0

How could I identify a column in R dataframe using a variable? In the following code, I used paste0 to identify a columns with variable. Is there any alternative?

if ((leadsnp4[[paste0('Z_in_',trait1)]] > 0) & (leadsnp4[[paste0('Z_in_',trait2)]] > 0))
{leadsnp4$ConcordEffect='Yes'} else if ((leadsnp4[[paste0('Z_in_',trait1)]] < 0) & (leadsnp4[[paste0('Z_in_',trait2)]] < 0))
{leadsnp4$ConcordEffect='Yes'} else if ((leadsnp4[[paste0('Z_in_',trait1)]] > 0) & (leadsnp4[[paste0('Z_in_',trait2)]] < 0))
{leadsnp4$ConcordEffect='No'} else if ((leadsnp4[[paste0('Z_in_',trait1)]] < 0) & (leadsnp4[[paste0('Z_in_',trait2)]] > 0))
{leadsnp4$ConcordEffect='No'}

leadsnp4 is a dataframe. trait1 and trait2 are user defined variables. The above code is giving me warning : The condition has length > 1 and only the first element will be used. Also not getting the expected output. Not sure what is wrong here. Maybe there are other alternatives for the above if else statements. Any help?

zillur rahman
  • 355
  • 1
  • 13
  • 4
    what are `trait1` and `traint2`? can you post some data using `dput`? – AndS. Aug 06 '21 at 22:01
  • 1
    This question is related to this question here: https://stackoverflow.com/questions/14170778/interpreting-condition-has-length-1-warning-from-if-function – Pearl Aug 06 '21 at 22:23
  • It would be easier to help if you create a small reproducible example along with expected output. Read about [how to give a reproducible example](http://stackoverflow.com/questions/5963269). – Ronak Shah Aug 07 '21 at 06:40

2 Answers2

1

Here is an explanation for why pasting will not work for creating a column reference and one suggestion for what you can do instead: Dynamically select data frame columns using $ and a character value

Pearl
  • 123
  • 6
1

The way you're selecting columns in fine. Using df[[col_name]] (list context) is the same as df[, col_name] -- each returns a vector copy of column col_name. You can save the column name as a variable instead of using paste0 directly in the selection.
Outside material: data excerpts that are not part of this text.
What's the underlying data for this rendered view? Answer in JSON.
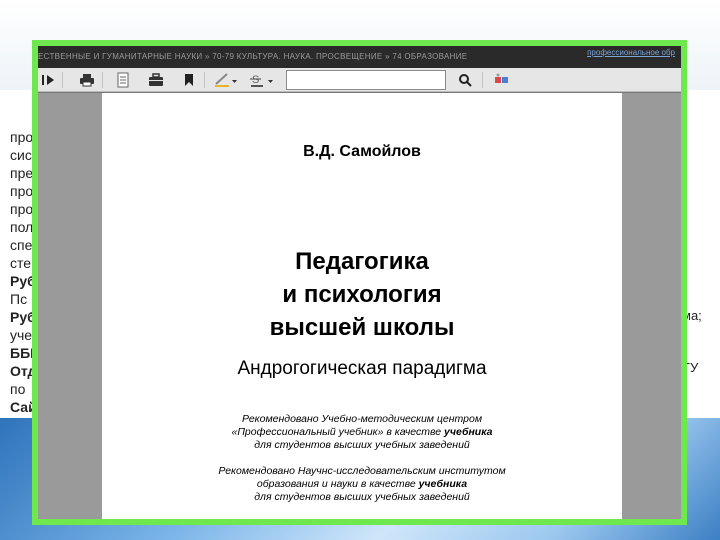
{
  "background": {
    "left_lines": [
      "про",
      "сис",
      "пре",
      "про",
      "про",
      "пол",
      "спе",
      "сте",
      "Руб",
      "Пс",
      "Руб",
      "уче",
      "ББК",
      "Отд",
      "по",
      "Сай"
    ],
    "left_bold": [
      false,
      false,
      false,
      false,
      false,
      false,
      false,
      false,
      true,
      false,
      true,
      false,
      true,
      true,
      false,
      true
    ],
    "right_lines": [
      "ма;",
      "ТУ"
    ]
  },
  "header": {
    "categories": "ЕСТВЕННЫЕ И ГУМАНИТАРНЫЕ НАУКИ » 70-79 КУЛЬТУРА. НАУКА. ПРОСВЕЩЕНИЕ » 74 ОБРАЗОВАНИЕ",
    "link": "профессиональное обр"
  },
  "toolbar": {
    "search_value": ""
  },
  "document": {
    "author": "В.Д. Самойлов",
    "title_lines": [
      "Педагогика",
      "и психология",
      "высшей школы"
    ],
    "subtitle": "Андрогогическая парадигма",
    "rec1": {
      "line1": "Рекомендовано Учебно-методическим центром",
      "line2_pre": "«Профессиональный учебник» в качестве ",
      "line2_bold": "учебника",
      "line3": "для студентов высших учебных заведений"
    },
    "rec2": {
      "line1": "Рекомендовано Научнс-исследовательским институтом",
      "line2_pre": "образования и науки в качестве ",
      "line2_bold": "учебника",
      "line3": "для студентов высших учебных заведений"
    }
  },
  "colors": {
    "frame": "#6ee84e",
    "header_bg": "#2a2a2a",
    "toolbar_bg": "#e6e6e6"
  }
}
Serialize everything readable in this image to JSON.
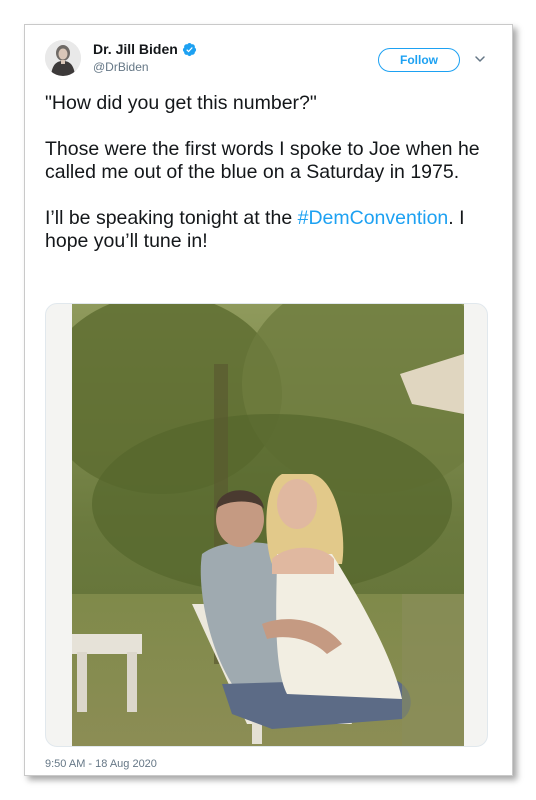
{
  "tweet": {
    "author": {
      "display_name": "Dr. Jill Biden",
      "handle": "@DrBiden",
      "verified": true,
      "avatar_icon": "profile-photo"
    },
    "follow_label": "Follow",
    "menu_icon": "chevron-down-icon",
    "text": {
      "paragraph1": "\"How did you get this number?\"",
      "paragraph2": "Those were the first words I spoke to Joe when he called me out of the blue on a Saturday in 1975.",
      "paragraph3_before": "I’ll be speaking tonight at the ",
      "hashtag": "#DemConvention",
      "paragraph3_after": ". I hope you’ll tune in!"
    },
    "timestamp": "9:50 AM - 18 Aug 2020"
  },
  "colors": {
    "accent": "#1da1f2",
    "text": "#14171a",
    "secondary_text": "#657786"
  }
}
The reason you're getting an error is that if is not vectorized and you're giving it a vector with length > 1. In this case, if uses only the first value in the vector, but warns that it's doing so. ifelse is the vectorized version in base R (there's also dplyr::if_else). If I understand your code, the below should be close to what you're looking for.

t1 <- paste0('Z_in_', trait1)
t2 <- paste0('Z_in_', trait2)

# a single boolean vector indicating if trait1 and trait2 are 
# both positive or both negative
same_sign <- ((leadsnp4[, t1] > 0) & (leadsnp4[, t2] > 0)) | 
  ((leadsnp4[, t1] < 0) & (leadsnp4[, t2] < 0))

leadsnp4$ConcordEffect <- ifelse(same_sign, "Yes", "No")

Note that if trait1 and/or trai2 are equal to 0 they will be assigned false. You'll need to modify the logic if this is not the desired behavior.

ngwalton
  • 383
  • 3
  • 8